Tuesday, July 26, 2005

I don't know what has possessed conservatives this week. Maybe they are feeling ashamed that since the election most of what they have proposed to do is standard conservative stuff, pretty predictable, and more of the tame stuff at that. First we had Ann Coulter's article, now World magazine has been sounding their trumpet on everything from the supposed occultism of Harry Potter to echoing Ann Coulter's worries about John Roberts Jr. to Janie B. Cheaney even writing an article opposing a flag-burning amendment to the Constitution on the grounds that the flag would become an idol. In paranoid language, Cheaney fears living in a country where it is perfectly acceptable to burn a cross but a Federal offense to burn the flag. And she drags in some references to the bronze snake in the Wilderness that Moses made and then it became an idol in Israel. What Ms. Cheaney misses is that the people most staunchly supporting the flag-burning amendment are the same people who staunchly oppose burning crosses as well, and would, in fact, like to display them.
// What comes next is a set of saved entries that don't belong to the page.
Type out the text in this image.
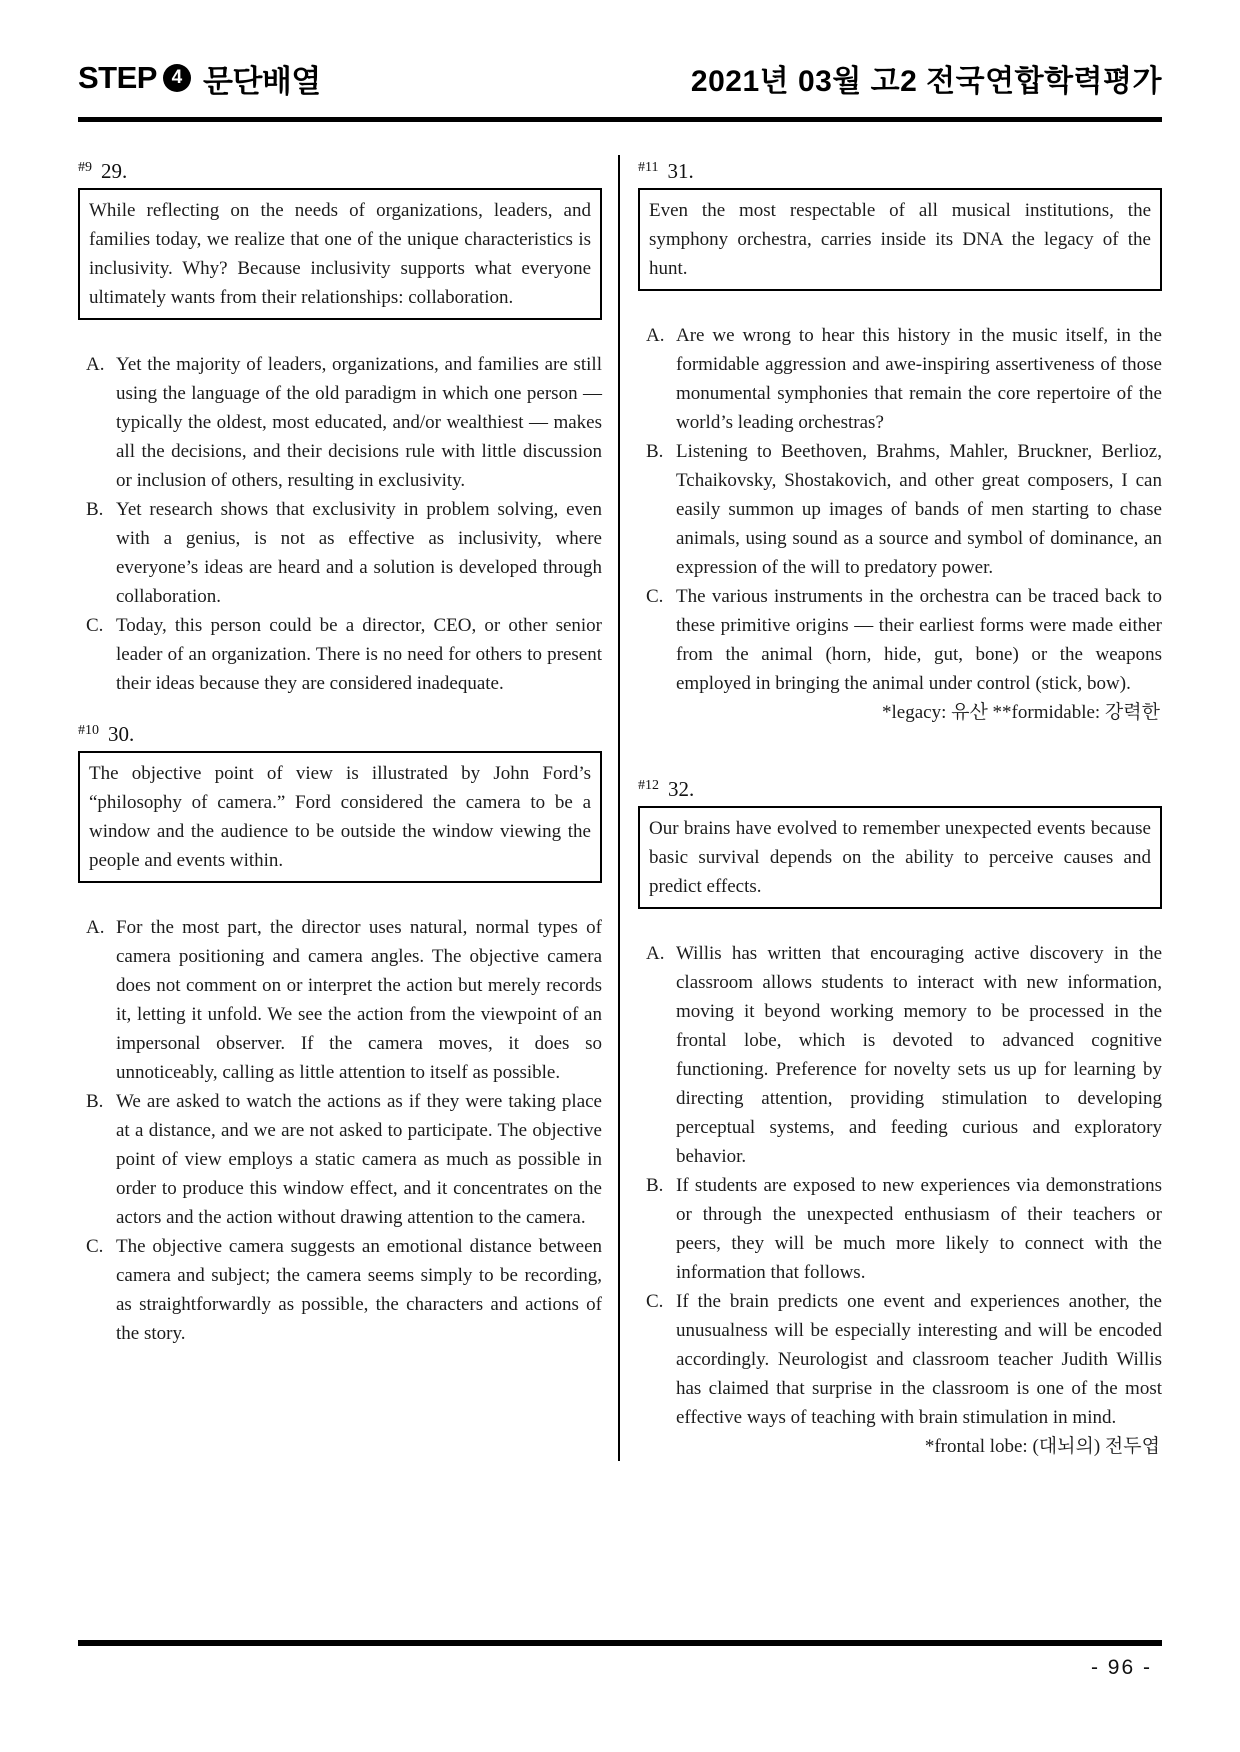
STEP 4 문단배열	2021년 03월 고2 전국연합학력평가
$^{\#9}$ 29.
While reflecting on the needs of organizations, leaders, and families today, we realize that one of the unique characteristics is inclusivity. Why? Because inclusivity supports what everyone ultimately wants from their relationships: collaboration.
A. Yet the majority of leaders, organizations, and families are still using the language of the old paradigm in which one person — typically the oldest, most educated, and/or wealthiest — makes all the decisions, and their decisions rule with little discussion or inclusion of others, resulting in exclusivity.
B. Yet research shows that exclusivity in problem solving, even with a genius, is not as effective as inclusivity, where everyone’s ideas are heard and a solution is developed through collaboration.
C. Today, this person could be a director, CEO, or other senior leader of an organization. There is no need for others to present their ideas because they are considered inadequate.
$^{\#10}$ 30.
The objective point of view is illustrated by John Ford’s “philosophy of camera.” Ford considered the camera to be a window and the audience to be outside the window viewing the people and events within.
A. For the most part, the director uses natural, normal types of camera positioning and camera angles. The objective camera does not comment on or interpret the action but merely records it, letting it unfold. We see the action from the viewpoint of an impersonal observer. If the camera moves, it does so unnoticeably, calling as little attention to itself as possible.
B. We are asked to watch the actions as if they were taking place at a distance, and we are not asked to participate. The objective point of view employs a static camera as much as possible in order to produce this window effect, and it concentrates on the actors and the action without drawing attention to the camera.
C. The objective camera suggests an emotional distance between camera and subject; the camera seems simply to be recording, as straightforwardly as possible, the characters and actions of the story.
$^{\#11}$ 31.
Even the most respectable of all musical institutions, the symphony orchestra, carries inside its DNA the legacy of the hunt.
A. Are we wrong to hear this history in the music itself, in the formidable aggression and awe-inspiring assertiveness of those monumental symphonies that remain the core repertoire of the world’s leading orchestras?
B. Listening to Beethoven, Brahms, Mahler, Bruckner, Berlioz, Tchaikovsky, Shostakovich, and other great composers, I can easily summon up images of bands of men starting to chase animals, using sound as a source and symbol of dominance, an expression of the will to predatory power.
C. The various instruments in the orchestra can be traced back to these primitive origins — their earliest forms were made either from the animal (horn, hide, gut, bone) or the weapons employed in bringing the animal under control (stick, bow).
*legacy: 유산 **formidable: 강력한
$^{\#12}$ 32.
Our brains have evolved to remember unexpected events because basic survival depends on the ability to perceive causes and predict effects.
A. Willis has written that encouraging active discovery in the classroom allows students to interact with new information, moving it beyond working memory to be processed in the frontal lobe, which is devoted to advanced cognitive functioning. Preference for novelty sets us up for learning by directing attention, providing stimulation to developing perceptual systems, and feeding curious and exploratory behavior.
B. If students are exposed to new experiences via demonstrations or through the unexpected enthusiasm of their teachers or peers, they will be much more likely to connect with the information that follows.
C. If the brain predicts one event and experiences another, the unusualness will be especially interesting and will be encoded accordingly. Neurologist and classroom teacher Judith Willis has claimed that surprise in the classroom is one of the most effective ways of teaching with brain stimulation in mind.
*frontal lobe: (대뇌의) 전두엽
- 96 -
Seeing as the cross is a religious symbol, one might ask Ms. Cheaney if protecting it from burning might make it an idol as well. After all, the cross is much more analogous to the bronze snake she refers to than the American flag is. One thing she neglects to mention too is that, at least for now, cross burning will be opposed by everyone: conservatives because it desecrates the symbol of the Christian religion and liberals because it is most often used in the persecution of blacks. I do not foresee a country where flag-burning is taboo but burning a cross is considered freedom of speech. Even liberals don't consider it such. I'm really not sure what has gotten into conservatives this week, but I think it may be their resentment at supporting officials and programs that are easily branded conservative. It's the old, "I want to be unplottable" argument. Someone once confided in me that her friend had actually dared to register Independent. "I wish I could do that," she lamented, apparently believing that her friend was some kind of latter-day female Sir Lancelot for registering this way. I'm not sure, though: how much courage does it take to tell the world you have no convictions whatsoever?